L’auteure s’adresse à la ministre de l’Habitation du Québec, Andrée Laforest

Madame la Ministre, avez-vous lu ce terrible article publié le samedi 4 juin dans La Presse ? Savez-vous qu’un locataire aîné, Clément Robitaille, est mort en juillet 20211 « d’un malaise cardiaque après s’être déshydraté à la suite d’un séjour prolongé dans son véhicule sans ventilation ni climatisation, alors que les températures étaient élevées » ?

Et pourquoi ce séjour prolongé ? Parce que M. Robitaille, un septuagénaire à revenu modeste, a été évincé de son logement en janvier 2021 par des propriétaires dont les principales qualités n’étaient visiblement pas l’empathie, la compassion et le sens des responsabilités ! L’homme décédé dans des conditions pitoyables vivait littéralement dans sa voiture depuis six mois. Il y a passé l’hiver. Il ne trouvait pas de logement à prix abordable.
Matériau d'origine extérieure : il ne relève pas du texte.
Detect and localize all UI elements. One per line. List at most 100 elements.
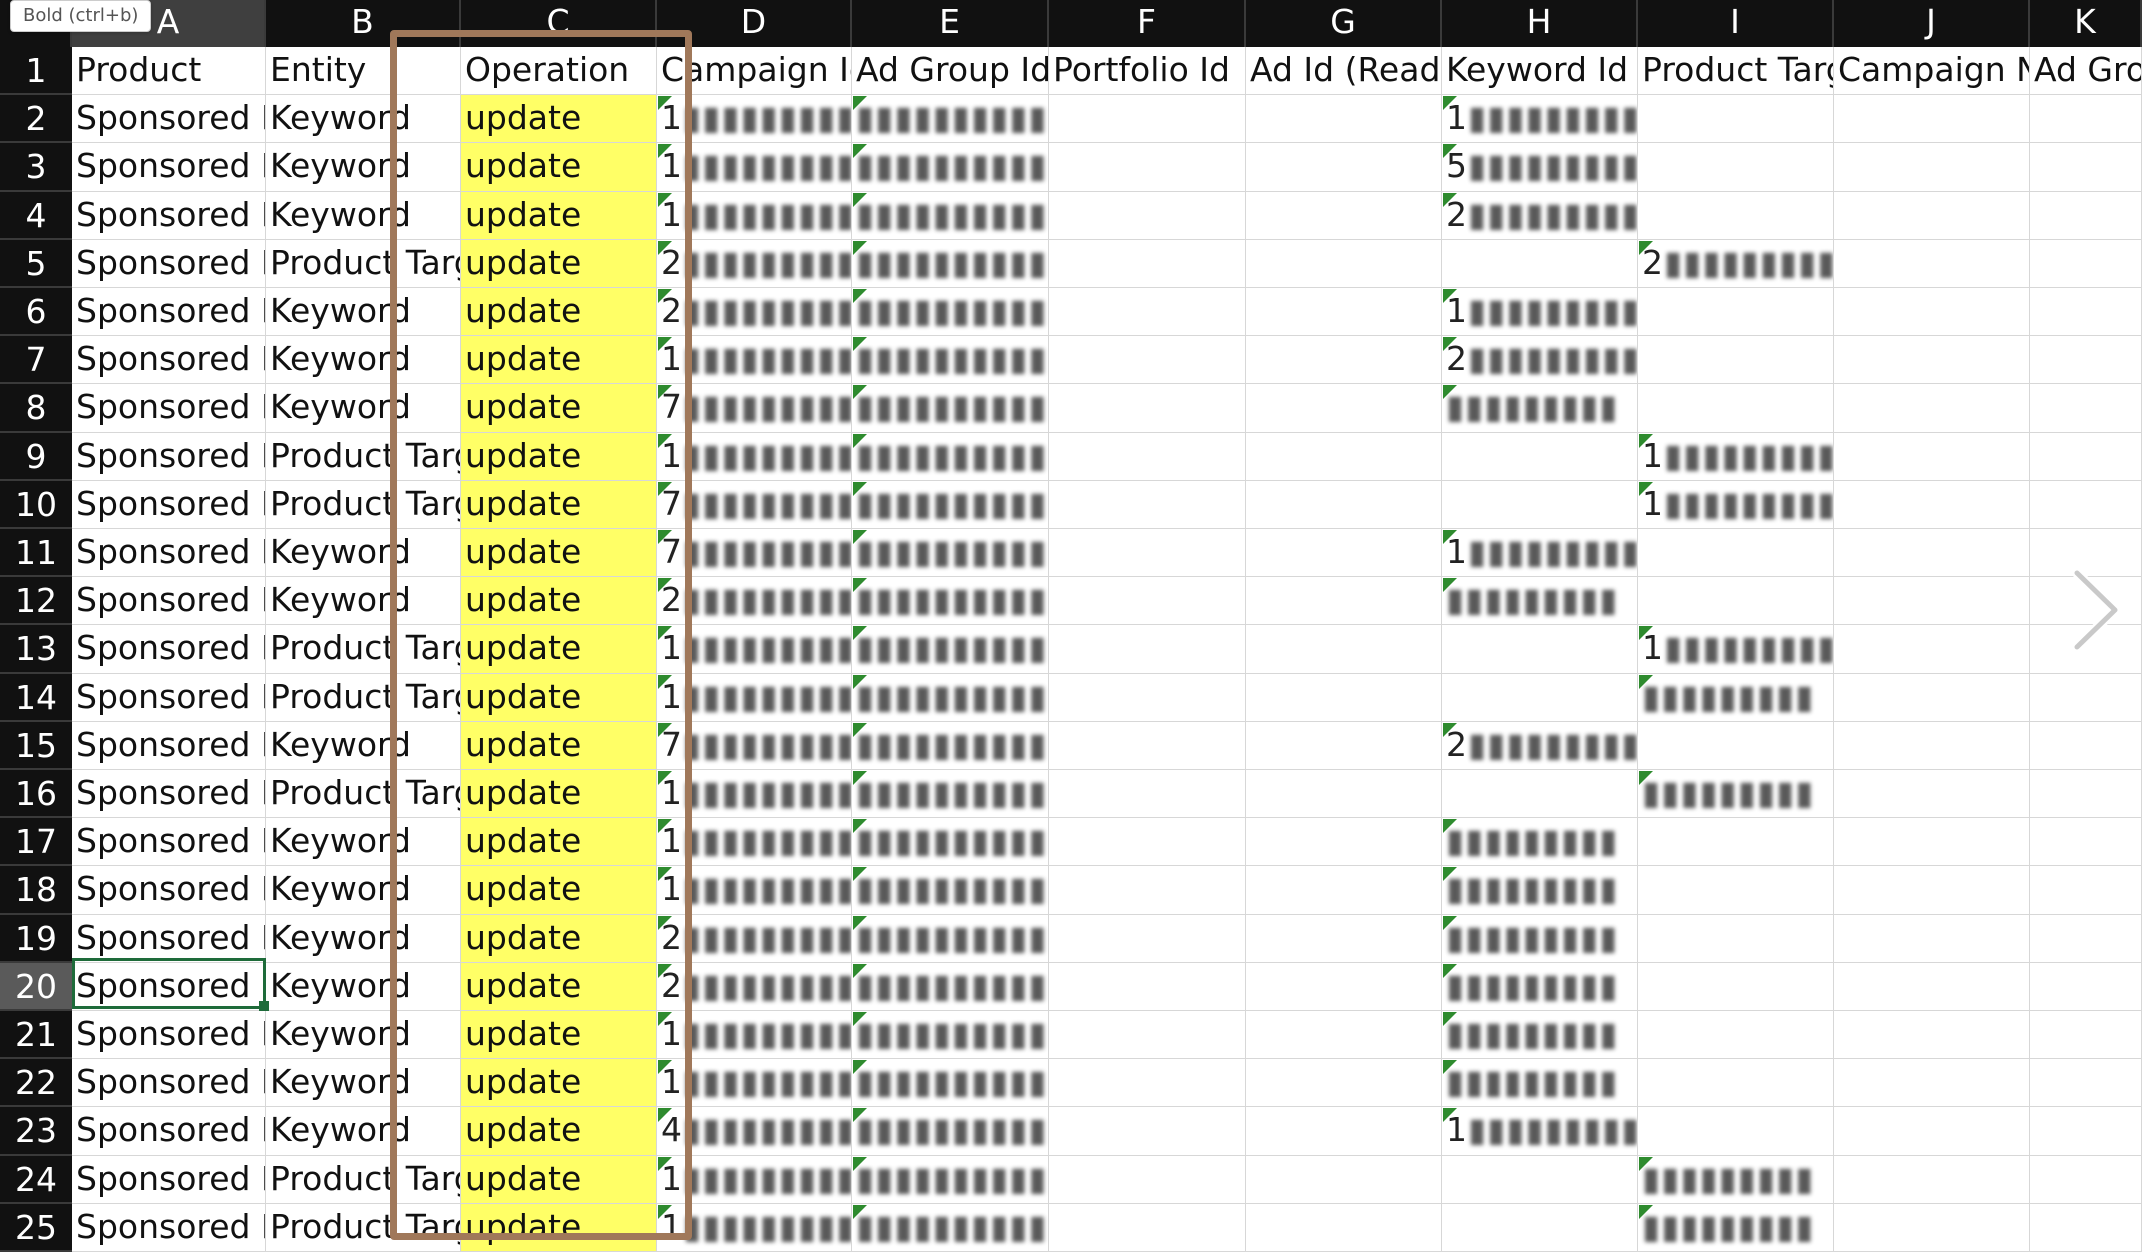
cell-campaign-name[interactable] (1834, 1107, 2030, 1156)
cell-ad-group-name[interactable] (2030, 95, 2142, 144)
cell-campaign-name[interactable] (1834, 336, 2030, 385)
cell-product-target-id[interactable] (1638, 1107, 1834, 1156)
cell-product[interactable]: Sponsored Pr (72, 818, 266, 867)
cell-operation[interactable]: update (461, 1107, 657, 1156)
cell-ad-id[interactable] (1246, 384, 1442, 433)
cell-entity[interactable]: Keyword (266, 818, 461, 867)
row-header-6[interactable]: 6 (0, 288, 72, 337)
cell-product-target-id[interactable] (1638, 866, 1834, 915)
cell-ad-id[interactable] (1246, 770, 1442, 819)
cell-operation[interactable]: update (461, 143, 657, 192)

Lire cet article de Frédérik-Xavier Duhamel est à lever le cœur. Encore un drame lié à une crise du logement dont vous admettez l’existence du bout des lèvres, Madame la Ministre. Mais il y a plus : M. Robitaille n’aurait jamais dû être évincé de son logement, car l’article 1959.1 du Code civil du Québec l’interdit depuis l’adoption en 2016 du projet de loi 492 que j’ai eu l’honneur de défendre au Salon bleu. Un projet de loi écrit sur mesure justement pour éviter des drames semblables.

Alors, une question lancinante me taraude : comment des propriétaires – qui ne doivent ignorer les lois – peuvent-ils faire pression sur des locataires âgés, pauvres et vulnérables pour finir par obtenir qu’ils quittent les lieux ?

Qui va sanctionner cette conduite impardonnable et comment ?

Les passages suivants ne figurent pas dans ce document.